Quando Sin City estreou em 2005, mesmo aqueles que ignoravam os quadrinhos de Frank Miller foram obrigados a reconhecer que o filme tinha uma ousadia rara no cinema contemporâneo. Adaptação de HQ, seguindo uma tendência, mas sua classificação era 16 anos, o que já limitava bastante a bilheteria. Além disso, outro detalhe que costuma espantar o público é o preto-e-branco, um dos detalhes chave da história que o filme não poderia abrir mão, caso quisesse ser algo reconhecível pelos fãs. Deu certo como obra experimental, fazendo uma transição quase literal das páginas e do texto – enquanto possível – resultando em algo muito próximo dos desenhos e da narrativa de Miller, mas a arrecadação modesta manteve a ideia de mais um filme apenas como rumor por um bom tempo, tanto que nove anos se passaram até que a cidade do pecado fosse novamente retratada nas telonas.
Sin City: A Dama Fatal (Sin City: A Dame To Kill For) traz uma novidade em relação ao seu antecessor. Se no primeiro, tínhamos apenas histórias adaptadas diretamente da HQ – o que até poderia ser encarado como problema, pois quem já havia lido sabia como terminava – agora duas das quatro histórias envolvidas são originais para o cinema, tudo roteirizado pelo próprio Frank Miller, que retorna nesta produção repetindo também a função de co-diretor com Robert Rodriguez. Assim, o filme abre com Apenas Outra Noite de Sábado, segue com a primeira parte de A Longa Noite Ruim, entra a história que dá o subtítulo do filme, vem a conclusão do segundo arco e então o último ato, com A Última Dança de Nancy.

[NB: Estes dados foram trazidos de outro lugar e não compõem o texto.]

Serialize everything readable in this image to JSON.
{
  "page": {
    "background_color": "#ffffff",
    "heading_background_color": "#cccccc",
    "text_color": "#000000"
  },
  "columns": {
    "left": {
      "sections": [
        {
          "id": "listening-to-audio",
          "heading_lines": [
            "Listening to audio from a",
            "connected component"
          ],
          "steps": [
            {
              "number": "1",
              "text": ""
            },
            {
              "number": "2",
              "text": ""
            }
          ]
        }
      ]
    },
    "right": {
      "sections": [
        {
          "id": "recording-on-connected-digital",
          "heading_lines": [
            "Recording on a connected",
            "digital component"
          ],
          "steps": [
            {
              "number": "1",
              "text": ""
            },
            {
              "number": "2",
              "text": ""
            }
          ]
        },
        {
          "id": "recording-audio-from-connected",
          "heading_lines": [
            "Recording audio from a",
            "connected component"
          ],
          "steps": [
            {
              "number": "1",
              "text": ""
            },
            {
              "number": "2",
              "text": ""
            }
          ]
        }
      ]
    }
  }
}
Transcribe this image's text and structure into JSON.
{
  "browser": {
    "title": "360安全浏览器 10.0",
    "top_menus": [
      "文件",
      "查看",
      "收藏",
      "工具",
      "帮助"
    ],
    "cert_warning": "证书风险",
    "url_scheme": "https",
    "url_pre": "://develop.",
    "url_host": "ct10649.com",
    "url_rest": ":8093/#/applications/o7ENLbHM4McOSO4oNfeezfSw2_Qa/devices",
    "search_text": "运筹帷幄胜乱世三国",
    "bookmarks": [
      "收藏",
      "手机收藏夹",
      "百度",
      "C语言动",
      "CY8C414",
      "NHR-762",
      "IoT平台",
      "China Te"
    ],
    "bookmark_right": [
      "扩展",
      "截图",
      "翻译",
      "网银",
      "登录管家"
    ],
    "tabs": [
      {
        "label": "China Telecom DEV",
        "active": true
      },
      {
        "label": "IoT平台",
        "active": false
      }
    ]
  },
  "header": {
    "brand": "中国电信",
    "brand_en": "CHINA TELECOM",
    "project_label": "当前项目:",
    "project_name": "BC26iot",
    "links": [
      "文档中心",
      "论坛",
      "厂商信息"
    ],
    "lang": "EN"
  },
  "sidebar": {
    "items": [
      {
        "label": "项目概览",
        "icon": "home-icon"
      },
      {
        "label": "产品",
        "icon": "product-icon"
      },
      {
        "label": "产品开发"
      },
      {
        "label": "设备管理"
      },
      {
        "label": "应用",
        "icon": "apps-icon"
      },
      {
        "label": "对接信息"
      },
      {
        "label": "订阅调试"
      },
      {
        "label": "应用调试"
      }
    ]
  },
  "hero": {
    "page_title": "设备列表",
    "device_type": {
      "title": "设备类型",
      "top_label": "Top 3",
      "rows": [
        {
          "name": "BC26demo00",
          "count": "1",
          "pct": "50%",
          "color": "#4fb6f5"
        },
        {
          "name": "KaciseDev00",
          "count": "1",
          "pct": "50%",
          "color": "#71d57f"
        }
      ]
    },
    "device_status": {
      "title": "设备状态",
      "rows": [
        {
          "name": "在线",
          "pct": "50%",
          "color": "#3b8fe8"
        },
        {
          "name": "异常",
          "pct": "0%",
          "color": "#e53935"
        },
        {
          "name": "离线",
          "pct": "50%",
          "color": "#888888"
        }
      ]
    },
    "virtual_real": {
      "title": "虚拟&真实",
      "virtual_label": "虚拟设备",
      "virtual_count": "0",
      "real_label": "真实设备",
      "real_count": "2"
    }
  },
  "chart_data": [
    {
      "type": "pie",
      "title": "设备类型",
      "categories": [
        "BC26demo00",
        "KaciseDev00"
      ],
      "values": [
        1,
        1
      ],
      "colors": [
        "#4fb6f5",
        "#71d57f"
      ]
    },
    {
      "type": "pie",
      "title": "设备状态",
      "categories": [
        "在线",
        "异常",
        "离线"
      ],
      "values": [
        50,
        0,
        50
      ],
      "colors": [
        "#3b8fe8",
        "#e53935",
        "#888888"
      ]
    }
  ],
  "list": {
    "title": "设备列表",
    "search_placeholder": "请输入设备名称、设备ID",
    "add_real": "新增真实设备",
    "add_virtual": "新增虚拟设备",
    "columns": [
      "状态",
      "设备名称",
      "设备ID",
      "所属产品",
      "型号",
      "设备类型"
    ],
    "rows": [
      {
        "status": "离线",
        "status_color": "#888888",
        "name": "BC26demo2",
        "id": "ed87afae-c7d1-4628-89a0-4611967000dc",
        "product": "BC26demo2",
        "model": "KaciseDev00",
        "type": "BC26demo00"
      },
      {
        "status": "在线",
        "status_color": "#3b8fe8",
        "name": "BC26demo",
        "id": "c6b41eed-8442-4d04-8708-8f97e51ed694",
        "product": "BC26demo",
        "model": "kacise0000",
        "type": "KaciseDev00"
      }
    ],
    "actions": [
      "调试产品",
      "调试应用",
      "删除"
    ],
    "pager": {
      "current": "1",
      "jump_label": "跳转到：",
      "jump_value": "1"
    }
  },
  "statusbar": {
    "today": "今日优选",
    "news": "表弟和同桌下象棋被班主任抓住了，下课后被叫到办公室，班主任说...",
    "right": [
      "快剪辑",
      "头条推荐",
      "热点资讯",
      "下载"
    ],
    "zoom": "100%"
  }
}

Na primeira e melhor parte, Marv (Mickey Rourke) persegue um grupo de universitários que se divertiam incendiando mendigos. Aqui realmente houve um cuidado em se diferenciar no formato narrativo, fazendo jogadas visuais dinâmicas nas transições de cenas, que realmente lembram quadrinhos. Na segunda, escrita para o filme, somos apresentados a Johnny (Joseph Gordon-Levitt), um jogador que arrisca a sorte em um jogo de pôquer com o senador Roark (Powers Boothe), cujos desdobramentos só serão mostrados ao fim da história seguinte. Chegando em A Dama Fatal, temos a volta do personagem Dwight, aqui interpretado por Josh Brolin, cujo rosto diferente de Clive Owen no primeiro filme faz parte da história, mas quem leu essa HQ, ao assistir ao filme vai entender quando digo que Owen também deveria ter participado novamente. Dwight é procurado por um antigo amor, Ava (Eva Green), uma sedutora diabólica que não se importa em usa-lo para uma trama que o implica em assassinato. Fechando com mais uma história original – a mais fraca entre as quatro – uma continuação direta da história do primeiro filme, O Bastardo Amarelo, onde Nancy Callahan (Jessica Alba) procura uma forma de vingar-se do senador Roark pelo destino de John Hartigan (Bruce Willis), aparecendo aqui como imagem da consciência de Nancy. Sim, parece uma jogada oportunista para ter Willis de volta.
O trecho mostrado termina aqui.